Dieser Raum hat aber eine Tür. Und eigentlich ist es kein Raum sondern ein Schloss, durch das wir wandeln. In dem wir leben wollen. Darin ist alles prächtig, edel, fein und schön. Wer einmal darin war, weiß, dass es nirgends schöner ist als dort! Aber immer wieder finden wir uns vor einer verschlossenen Tür, dem Portal oder gar außerhalb des Schlossgartens vor seinen Mauern wieder.

Und es ist ein spirituelles Gesetz, dass wir niemals gewaltsam wieder hinein können. Die Türen öffnen sich aber ganz von alleine, wenn wir die richtige Haltung in uns bilden und die passenden Eingenschaften leben. Sie sind die Schlüssel zu all den Türen.

Versinnbildlicht ist es im grimmschen Märchen der Frau Holle dargestellt. Das eine Mädchen hört den Backofen und den Apfelbaum rufen, sich doch bitte um sie zu kümmern. Das macht es und führt auch den Auftrag der Frau Holle gewissenhaft durch, ihr Bett kräftig aufzuschütteln, dass die Federn nur so fliegen! Ohne zu zögern tut es, was das Leben von ihm verlangt. Die andere will nicht. Widersetzt sich dem Leben. Beiden werden ihre Arbeiten entlohnt, der einen mit Gold, das auf sie nieder fällt und sie ganz bedeckt, der anderen mit Pech, das ebenfalls ihr Lebtag an ihr haften bleibt.

Und wenn ich mir selbst über die Schulter schaue oder einem Kind begegne, ist es für die Selbst- und Kindeserziehung hilfreich, ein feines Gespür dafür zu entwickeln, ob da gerade Frau Holles Goldmarie oder die Pechmarie der Witwe vor mir steht. Beide tragen wir ja in uns. Welche will da gerade etwas von mir?

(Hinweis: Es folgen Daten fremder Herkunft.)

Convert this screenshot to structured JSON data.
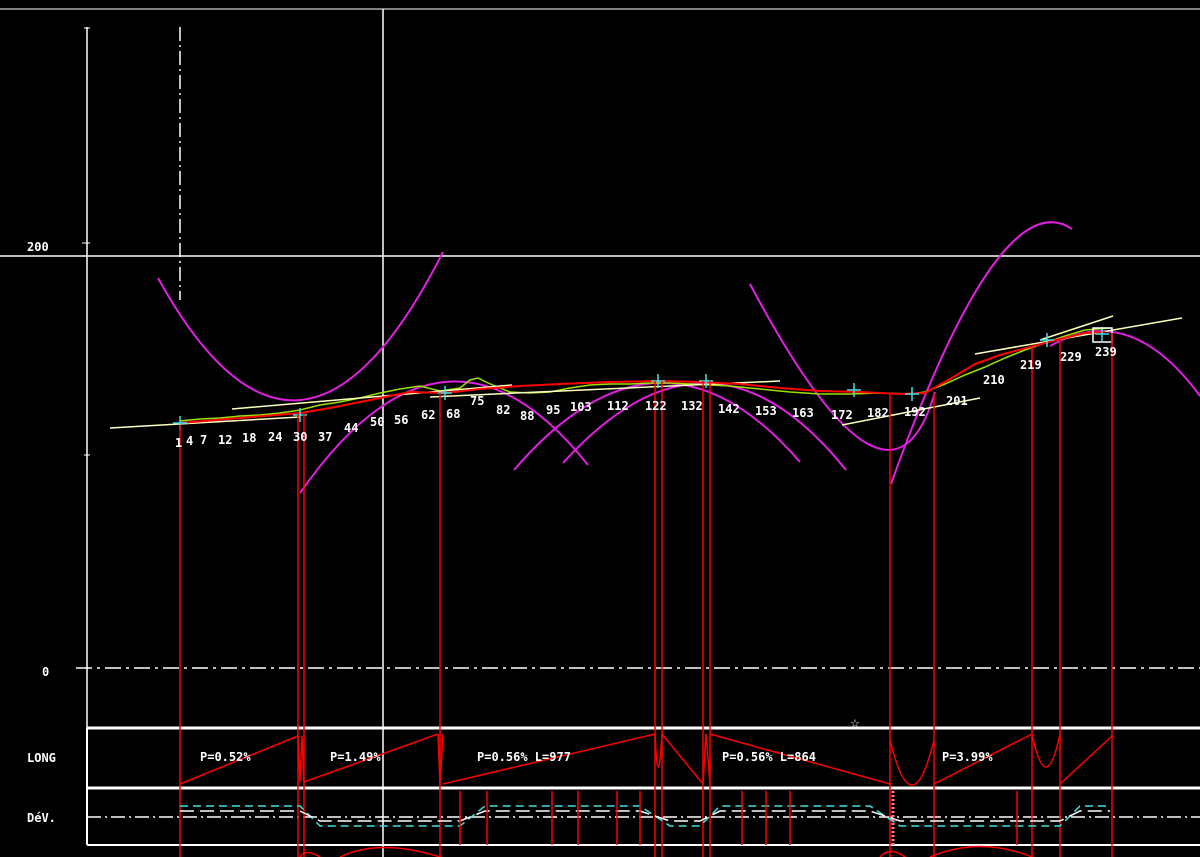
{
  "y_axis": {
    "labels": [
      {
        "text": "200",
        "value": 200
      },
      {
        "text": "0",
        "value": 0
      }
    ]
  },
  "stations": [
    "1",
    "4",
    "7",
    "12",
    "18",
    "24",
    "30",
    "37",
    "44",
    "50",
    "56",
    "62",
    "68",
    "75",
    "82",
    "88",
    "95",
    "103",
    "112",
    "122",
    "132",
    "142",
    "153",
    "163",
    "172",
    "182",
    "192",
    "201",
    "210",
    "219",
    "229",
    "239"
  ],
  "bands": [
    {
      "label": "LONG",
      "slopes": [
        "P=0.52%",
        "P=1.49%",
        "P=0.56% L=977",
        "P=0.56% L=864",
        "P=3.99%"
      ]
    },
    {
      "label": "DéV."
    }
  ],
  "colors": {
    "background": "#000000",
    "grid": "#ffffff",
    "profile": "#ff0000",
    "curves": "#e020e0",
    "terrain": "#9be000",
    "marks": "#40e0e0",
    "tangent": "#ffffc0"
  }
}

Die Goldmarie lässt ihre Füße nicht auskühlen. Sie folgt gesunden Reihenfolgen. Macht sie sich zur guten Gewohnheit. Zieht sich die Straßenschuhe an der Haustüre aus, hängt ihre Jacke auf und wäscht sich die Hände, bevor sie in ihr Zimmer flitzt. Sie bringt das Bild zwischen dem Einkauf und dem Friseurtermin an der Wohnzimmerwand an, macht das Päckchen fertig und nimmt es gleich mit zur Post. Sie lässt die kleinen Kinder, die noch nicht warten können großzügig vor, mit dem selbstsicheren Bewusstsein, ja schon groß und das heißt geduldig zu sein. Sie springt den Kleinen auch aus schönstem Selbstgefühl heraus bei, wenn sie ihnen helfen kann, denn „Sie sind ja noch klein und nd können es noch nicht selbst!“

Diese Goldmarie ist der Adressat meiner liebevolle Fürsorge. Bei mir selbst und beim Kind. Sie ist in jedem Menschen zu finden. Und ich, das heißt meine Goldmarie, sucht sie im Kind. Freut sich mit dem Kind, wenn sich die gleichen Schwestern gefunden haben. Und aus dieser freudvollen Beziehung steigen wir nicht mehr aus! Nur darin können wir gemeinsame Sachen machen. Im goldenen Schloss! Die Kinder lieben es. Und ich auch.

Die Pechmarie kann nicht hinein ins Schloss… Das ist klar. Sie wissen es auch selbst – und legen, wenn sie ihren Pechmantel kurzfristig umgehängt hatten, ihn doch schnell wieder ab und kommen mit ihrer  liebenswürdigen Schönheit zurück in unser goldenes Schloss.